If Darrell’s homecoming surprised his father, he shocked himself, too. “For the first few decades, Dad struggled to keep the lights on,” he says, somberly recalling lean times. “I remember sitting on the old church pew out front, praying someone would come in and buy ham.” He worked at Benton’s after school and during summers, and after college, “I went looking for greener pastures.”
He headed to medical school in 2007, aiming to cure anything but meat. Meanwhile, chefs had begun discovering the ham curer from Madisonville, and the Benton’s name had started appearing on menus at a host of the South’s best restaurants. “It was our salvation,” Allan says. Fans around the region and beyond soon came calling for a taste of his prized hams and ultra-smoky bacon (a fact Allan shrugs off with a soft smile, shifting credit to others, like Albert Hicks, a local dairy farmer and ham curer who mentored him early on). Still, Darrell wasn’t ready to leave his career to bring home the bacon by making bacon.
Then, while he was in residency, memories of the smokehouse began seeping into his consciousness. “I pushed them aside,” he says. “I thought I’d eventually quit dreaming of curing meat.” But a few years into practice in Knoxville, where he spent multiple hours a day alone in a dark room, reading scans, the pull of home won out.
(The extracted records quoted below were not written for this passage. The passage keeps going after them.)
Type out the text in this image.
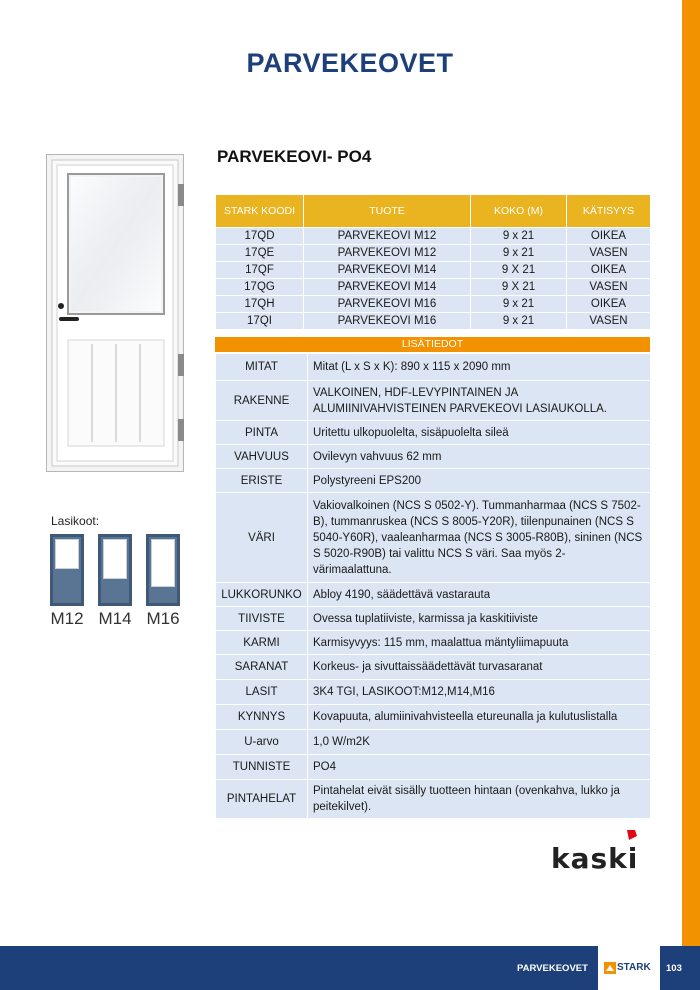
PARVEKEOVET
Lasikoot:
M12 M14 M16
PARVEKEOVI- PO4
STARK KOODI	TUOTE	KOKO (M)	KÄTISYYS
17QD	PARVEKEOVI M12	9 x 21	OIKEA
17QE	PARVEKEOVI M12	9 x 21	VASEN
17QF	PARVEKEOVI M14	9 X 21	OIKEA
17QG	PARVEKEOVI M14	9 X 21	VASEN
17QH	PARVEKEOVI M16	9 x 21	OIKEA
17QI	PARVEKEOVI M16	9 x 21	VASEN
LISÄTIEDOT
MITAT	Mitat (L x S x K): 890 x 115 x 2090 mm
RAKENNE	VALKOINEN, HDF-LEVYPINTAINEN JA ALUMIINIVAHVISTEINEN PARVEKEOVI LASIAUKOLLA.
PINTA	Uritettu ulkopuolelta, sisäpuolelta sileä
VAHVUUS	Ovilevyn vahvuus 62 mm
ERISTE	Polystyreeni EPS200
VÄRI	Vakiovalkoinen (NCS S 0502-Y). Tummanharmaa (NCS S 7502-B), tummanruskea (NCS S 8005-Y20R), tiilenpunainen (NCS S 5040-Y60R), vaaleanharmaa (NCS S 3005-R80B), sininen (NCS S 5020-R90B) tai valittu NCS S väri. Saa myös 2-värimaalattuna.
LUKKORUNKO	Abloy 4190, säädettävä vastarauta
TIIVISTE	Ovessa tuplatiiviste, karmissa ja kaskitiiviste
KARMI	Karmisyvyys: 115 mm, maalattua mäntyliimapuuta
SARANAT	Korkeus- ja sivuttaissäädettävät turvasaranat
LASIT	3K4 TGI, LASIKOOT:M12,M14,M16
KYNNYS	Kovapuuta, alumiinivahvisteella etureunalla ja kulutuslistalla
U-arvo	1,0 W/m2K
TUNNISTE	PO4
PINTAHELAT	Pintahelat eivät sisälly tuotteen hintaan (ovenkahva, lukko ja peitekilvet).
kaski
PARVEKEOVET	STARK 103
Darrell officially began reporting for work at Benton’s last August, revisiting skills he’d learned growing up and discovering things he’d never known. Now he’s first to arrive and last to leave each day, overseeing operations, scrubbing floors, slicing meat, and managing employees, all to get the eighteen thousand hams and fifty thousand pork bellies Benton’s cures each year out the door. At seventy-six, his dad appreciates the help, but if you think he’s ready to retire, you haven’t met Allan Benton. “I have no interest in playing golf or going fishing,” he says. “This is where I belong.”
Asked if there’s a formal succession plan, Darrell quips, “We’re pretty hillbilly ’round here. There’s no official document. I am the succession plan.” Following in his father’s humble but heavy footsteps, he says he’s committed to the time-honored traditions that have earned Benton’s its ardent fans—while helping forge new paths, too. Later this year, he and Allan will travel together on a research trip to Italy and Spain to explore local cured-meat methods. “I’d like to experiment with other types of charcuterie,” Darrell says. “I love the continual learning.” And though days in Madisonville keep him plenty busy, so far, he hasn’t been pining for the X-ray room.
“I knew I wanted to come home, but I had no idea I’d love it like I do,” he says. “I’m getting more time with Dad and better time with my two young kids. I work as many or more hours, but I have more control. There’s no such thing as a bacon emergency.”